Opinion
May 2, 1995
Appeal from the Supreme Court, New York County (John Bradley, J.).
Evidence of three uncharged apparent narcotic transactions which took place immediately prior to the undercover's drug buy of $15 worth of cocaine was properly admitted to enable the People to prove the criminal possession with intent to sell count as charged in the indictment, and was also properly admitted as part of the factual background which allowed the officers to explain why the defendant was initially targeted as a drug seller (People v Grant, 181 A.D.2d 579; People v Marte, 207 A.D.2d 314). We also note that the trial court gave the jury an instruction on the limited use of this testimony prior to deliberation.

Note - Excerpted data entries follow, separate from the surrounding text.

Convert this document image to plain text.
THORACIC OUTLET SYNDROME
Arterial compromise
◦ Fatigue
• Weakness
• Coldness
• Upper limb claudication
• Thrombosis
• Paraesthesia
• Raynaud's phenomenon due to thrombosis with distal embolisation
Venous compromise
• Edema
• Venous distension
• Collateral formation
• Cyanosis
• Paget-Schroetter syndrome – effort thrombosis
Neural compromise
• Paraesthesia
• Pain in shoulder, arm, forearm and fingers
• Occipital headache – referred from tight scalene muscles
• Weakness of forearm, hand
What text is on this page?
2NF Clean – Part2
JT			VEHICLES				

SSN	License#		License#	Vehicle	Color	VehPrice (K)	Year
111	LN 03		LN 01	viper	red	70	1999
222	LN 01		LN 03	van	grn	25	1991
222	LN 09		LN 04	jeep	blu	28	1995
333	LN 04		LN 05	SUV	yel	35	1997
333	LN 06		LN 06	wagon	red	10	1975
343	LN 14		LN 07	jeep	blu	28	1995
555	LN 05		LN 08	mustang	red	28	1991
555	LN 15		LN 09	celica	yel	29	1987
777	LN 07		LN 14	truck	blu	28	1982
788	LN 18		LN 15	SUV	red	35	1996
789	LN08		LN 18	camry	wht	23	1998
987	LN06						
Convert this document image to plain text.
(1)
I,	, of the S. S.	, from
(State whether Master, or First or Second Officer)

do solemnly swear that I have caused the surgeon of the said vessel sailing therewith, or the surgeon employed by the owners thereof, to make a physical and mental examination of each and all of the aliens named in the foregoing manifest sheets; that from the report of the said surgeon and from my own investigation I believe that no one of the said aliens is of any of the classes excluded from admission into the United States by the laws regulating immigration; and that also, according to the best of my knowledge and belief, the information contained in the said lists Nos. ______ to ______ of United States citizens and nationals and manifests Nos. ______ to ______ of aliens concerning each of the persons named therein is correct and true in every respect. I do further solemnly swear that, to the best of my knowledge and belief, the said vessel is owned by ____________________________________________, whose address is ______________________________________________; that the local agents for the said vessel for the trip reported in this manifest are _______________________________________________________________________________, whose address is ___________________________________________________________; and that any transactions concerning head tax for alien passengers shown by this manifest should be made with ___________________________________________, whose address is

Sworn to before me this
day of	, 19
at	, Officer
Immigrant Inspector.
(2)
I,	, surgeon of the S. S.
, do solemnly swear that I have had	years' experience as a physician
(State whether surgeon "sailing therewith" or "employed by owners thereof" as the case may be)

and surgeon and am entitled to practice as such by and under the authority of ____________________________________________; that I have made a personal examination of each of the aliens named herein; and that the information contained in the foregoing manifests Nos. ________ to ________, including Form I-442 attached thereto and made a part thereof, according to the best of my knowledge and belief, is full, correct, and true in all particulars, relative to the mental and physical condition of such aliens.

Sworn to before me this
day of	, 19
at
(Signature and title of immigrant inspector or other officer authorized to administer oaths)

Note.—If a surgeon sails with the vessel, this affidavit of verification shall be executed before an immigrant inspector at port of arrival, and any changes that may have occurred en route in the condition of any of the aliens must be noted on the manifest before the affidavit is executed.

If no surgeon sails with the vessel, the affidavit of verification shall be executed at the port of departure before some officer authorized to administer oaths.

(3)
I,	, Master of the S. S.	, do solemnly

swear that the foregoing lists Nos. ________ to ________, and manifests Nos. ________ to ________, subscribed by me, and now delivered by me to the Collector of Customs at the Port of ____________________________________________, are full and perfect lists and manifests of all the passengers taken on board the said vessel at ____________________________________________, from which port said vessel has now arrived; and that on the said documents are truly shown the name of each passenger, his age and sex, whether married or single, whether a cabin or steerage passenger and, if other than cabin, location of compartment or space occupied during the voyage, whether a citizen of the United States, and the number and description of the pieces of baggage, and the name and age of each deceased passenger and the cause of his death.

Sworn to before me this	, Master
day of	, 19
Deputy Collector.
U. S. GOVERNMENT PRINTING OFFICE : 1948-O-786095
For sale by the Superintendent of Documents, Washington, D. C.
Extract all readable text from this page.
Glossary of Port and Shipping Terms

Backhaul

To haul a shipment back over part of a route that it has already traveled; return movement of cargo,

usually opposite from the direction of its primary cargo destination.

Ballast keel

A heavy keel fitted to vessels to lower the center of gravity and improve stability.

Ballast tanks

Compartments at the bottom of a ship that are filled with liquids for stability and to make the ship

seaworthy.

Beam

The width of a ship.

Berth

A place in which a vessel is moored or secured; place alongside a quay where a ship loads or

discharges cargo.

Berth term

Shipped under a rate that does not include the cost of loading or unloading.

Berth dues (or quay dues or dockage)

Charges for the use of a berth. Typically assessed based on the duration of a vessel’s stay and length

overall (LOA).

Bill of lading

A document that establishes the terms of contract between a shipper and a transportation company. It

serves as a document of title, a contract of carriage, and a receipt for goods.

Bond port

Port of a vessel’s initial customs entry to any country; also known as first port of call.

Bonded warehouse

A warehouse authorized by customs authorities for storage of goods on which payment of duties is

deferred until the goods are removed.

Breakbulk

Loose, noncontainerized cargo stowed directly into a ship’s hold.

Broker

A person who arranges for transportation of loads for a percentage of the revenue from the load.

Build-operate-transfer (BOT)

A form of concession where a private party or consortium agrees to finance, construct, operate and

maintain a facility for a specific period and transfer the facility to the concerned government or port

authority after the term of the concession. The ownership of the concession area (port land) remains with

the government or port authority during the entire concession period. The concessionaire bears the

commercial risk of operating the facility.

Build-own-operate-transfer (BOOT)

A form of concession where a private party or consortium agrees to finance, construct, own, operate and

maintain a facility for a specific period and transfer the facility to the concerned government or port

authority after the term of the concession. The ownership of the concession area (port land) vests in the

It was proper for the court to allow the officer to testify that prerecorded buy money is found in the seller's possession in most instances of arrests for drug sales (People v Tevaha, 204 A.D.2d 92, affd 84 N.Y.2d 879). Said testimony was elicited by the prosecutor only after the defense raised the issue of the absence of buy money in this case and the substance of that testimony was favorable to the defense here (see, People v Woney, 205 A.D.2d 480, lv denied 84 N.Y.2d 835). Finally, we note that the sentence imposed was not excessive under the circumstances.
Concur — Sullivan, J.P., Wallach, Kupferman, Nardelli and Williams, JJ.